Moreover, only the top manager can be the strategist. He formulates simple, clear strategies and monitors them thanks to budgeting, elaborated planning and systems of control. Ansoff observes that strategic decisions are made under conditions of uncertainty. In his view, it was essential for a firm to anticipate future environmental changes in order to respond to these challenges (Floyd and Wooldridge 2000). Moreover, senior executives like Grant (2010) explains that difficulty in managing companies grew significantly in size and complexity throughout the 1950s and 1960s.

In order to provide long term guidance to companies and help executives in making strategic decisions, corporate planning was developed.

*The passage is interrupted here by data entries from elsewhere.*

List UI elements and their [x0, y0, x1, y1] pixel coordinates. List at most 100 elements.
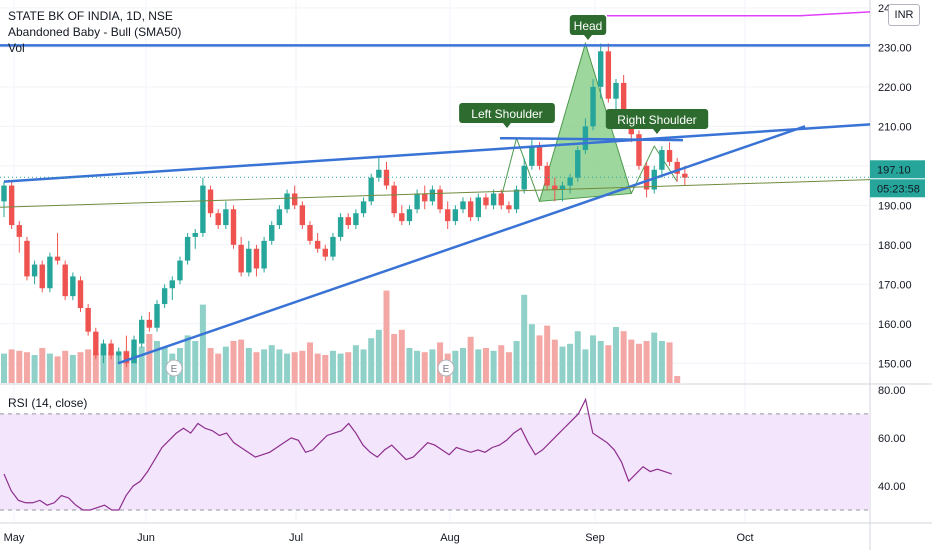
price-tick-label: 210.00	[878, 121, 912, 133]
volume-bar	[482, 348, 489, 383]
symbol-title[interactable]: STATE BK OF INDIA, 1D, NSE	[8, 9, 173, 23]
candle-body	[483, 197, 489, 206]
volume-bar	[138, 346, 145, 383]
volume-bar	[92, 353, 99, 383]
candle-body	[383, 169, 390, 186]
volume-bar	[307, 342, 313, 383]
volume-bar	[337, 353, 344, 383]
countdown-tag: 05:23:58	[870, 179, 925, 198]
time-tick-label: Aug	[440, 532, 460, 544]
price-tick-label: 190.00	[878, 200, 912, 212]
indicator-label[interactable]: Abandoned Baby - Bull (SMA50)	[8, 25, 182, 39]
candle-body	[24, 240, 30, 277]
candle-body	[613, 82, 619, 99]
volume-bar	[628, 339, 635, 383]
volume-bar	[8, 349, 15, 383]
drawings[interactable]: Head Left Shoulder Right Shoulder	[0, 11, 871, 365]
rsi-plot	[3, 397, 672, 511]
volume-bar	[16, 350, 23, 383]
candle-body	[376, 169, 382, 178]
volume-label[interactable]: Vol	[8, 41, 25, 55]
time-tick-label: Oct	[736, 532, 753, 544]
currency-badge[interactable]: INR	[888, 4, 920, 26]
volume-bar	[498, 345, 505, 383]
volume-bar	[261, 349, 268, 383]
candle-body	[529, 146, 535, 166]
candle-body	[31, 264, 38, 277]
candles[interactable]	[1, 43, 688, 368]
rsi-label[interactable]: RSI (14, close)	[8, 396, 88, 410]
rsi-band	[0, 413, 870, 510]
background-layer	[0, 41, 870, 511]
right-shoulder-label-bg	[605, 109, 709, 129]
candle-body	[131, 339, 137, 364]
candle-body	[490, 193, 497, 206]
volume-bar	[345, 352, 352, 383]
volume-bar	[421, 352, 428, 383]
earnings-marker-text: E	[171, 364, 178, 375]
volume-bar	[475, 349, 482, 383]
left-shoulder-label-pointer	[503, 123, 511, 128]
volume-bar	[222, 346, 229, 383]
volume-bar	[536, 335, 543, 383]
candle-body	[406, 209, 413, 222]
candle-body	[475, 197, 481, 218]
time-axis[interactable]: May Jun Jul Aug Sep Oct	[4, 532, 754, 544]
head-label-text: Head	[574, 19, 603, 33]
candle-body	[154, 304, 160, 328]
volume-bar	[574, 331, 581, 383]
volume-bar	[513, 341, 520, 383]
time-tick-label: Sep	[585, 532, 605, 544]
volume-bar	[505, 352, 512, 383]
volume-bar	[398, 329, 405, 383]
price-tick-label: 160.00	[878, 319, 912, 331]
volume-bar	[567, 343, 574, 383]
candle-body	[437, 189, 443, 210]
volume-bar	[100, 346, 107, 383]
volume-bar	[544, 325, 551, 383]
volume-bar	[620, 331, 627, 383]
candle-body	[47, 256, 53, 289]
last-price-tag: 197.10	[870, 160, 925, 179]
candle-body	[8, 185, 15, 226]
candle-body	[215, 213, 221, 226]
earnings-marker	[165, 359, 183, 377]
volume-bar	[551, 339, 558, 383]
volume-bar	[199, 304, 206, 383]
volume-bar	[39, 348, 46, 383]
head-label-bg	[569, 15, 607, 35]
candle-body	[123, 351, 130, 364]
candle-body	[269, 225, 275, 241]
price-tick-label: 230.00	[878, 42, 912, 54]
volume-bar	[314, 353, 321, 383]
pattern-right-shoulder	[630, 145, 678, 194]
candle-body	[314, 240, 321, 249]
candle-body	[230, 209, 237, 245]
left-shoulder-label: Left Shoulder	[459, 103, 555, 128]
candle-body	[674, 161, 680, 174]
time-tick-label: Jun	[137, 532, 155, 544]
candle-body	[605, 51, 612, 99]
volume-bar	[368, 338, 375, 383]
left-shoulder-label-bg	[459, 103, 555, 123]
earnings-marker-text: E	[443, 364, 450, 375]
candle-body	[467, 201, 474, 218]
candle-body	[666, 150, 673, 162]
volume-bar	[635, 343, 642, 383]
candle-body	[93, 331, 99, 356]
volume-bar	[1, 353, 7, 383]
countdown-tag-text: 05:23:58	[877, 183, 920, 195]
last-price-tag-bg	[870, 160, 925, 179]
candle-body	[192, 232, 198, 237]
candle-body	[636, 134, 642, 166]
candle-body	[322, 248, 328, 257]
candle-body	[169, 280, 175, 289]
right-shoulder-label-text: Right Shoulder	[617, 113, 696, 127]
volume-bar	[452, 350, 459, 383]
volume-bar	[276, 349, 283, 383]
candle-body	[360, 201, 367, 214]
price-axis[interactable]: 150.00160.00170.00180.00190.00200.00210.…	[870, 3, 925, 493]
candle-body	[345, 217, 351, 226]
candle-body	[139, 319, 145, 344]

The document (normally a five year plan) aimed at setting long term goals and objectives as well as prioritizing key products and business areas. Forecasting economic trends like market demand, revenue, costs of productions in relation to margins and the company’s share were also included (Grant 2010). The planned strategy, headed by Ansoff, actually grew simultaneous with the design school.

Planning suggests clear and articulated objectives, followed by formal controls. Thanks to a systematic planning, strategies are explicit, specific goals are established, activities often complex are organized and the degree of control increases, which can positively affect the employees’ performance (Grant 2010, Floyd and Wooldridge 2000). Leaders, like in Design school, have a central position in planning strategy. Mintzberg and Waters (1985) explain that the employees, outside the planning process, may act, but are not allowed to make decisions.

From Ansoff’s viewpoint, strategic decisions have to be made at the top. Indeed, given partial ignorance and uncertainty in the environment, last minute managerial decisions are required but cannot be delegated below (Floyd and Wooldridge 2000). One of the largest companies in the world, as explained by Enz (2010), has a systematic strategic planning process. Each year, a two day meeting is organized with all the company managers and the corporate executives to whom they report.

They present the detailed objectives to be achieved over the coming years, and specific strategies that will be pursued in order to reach these goals. In order that the presentations of each company contain the same elements, a strict format is followed. Company managers do not dare to implement innovative ideas by fear of failing to achieve goals. In addition, the organization does not especially reward unconventional thinking. Because of this high rigidity, the company has many problems of performance and low shareholder returns for several years now.

This example confirms that the rigidity of planned strategy prevents the creative and thinking processes. Thus, in being over prescriptive, some business opportunities can be missed (Mintzberg et al 1998 and Campbell et al 2002). According to a study, more than 80% of global organizations use strategic planning (Enz 2010). However, Mintzberg suggests that only 10-30% of planned strategies are realized (cited in Grant 2010, p. 21). Another limit of planned strategy, raised by NetMBA Business Knowledge Center (2002), is the lack of responsiveness in a rapid change competitive environment.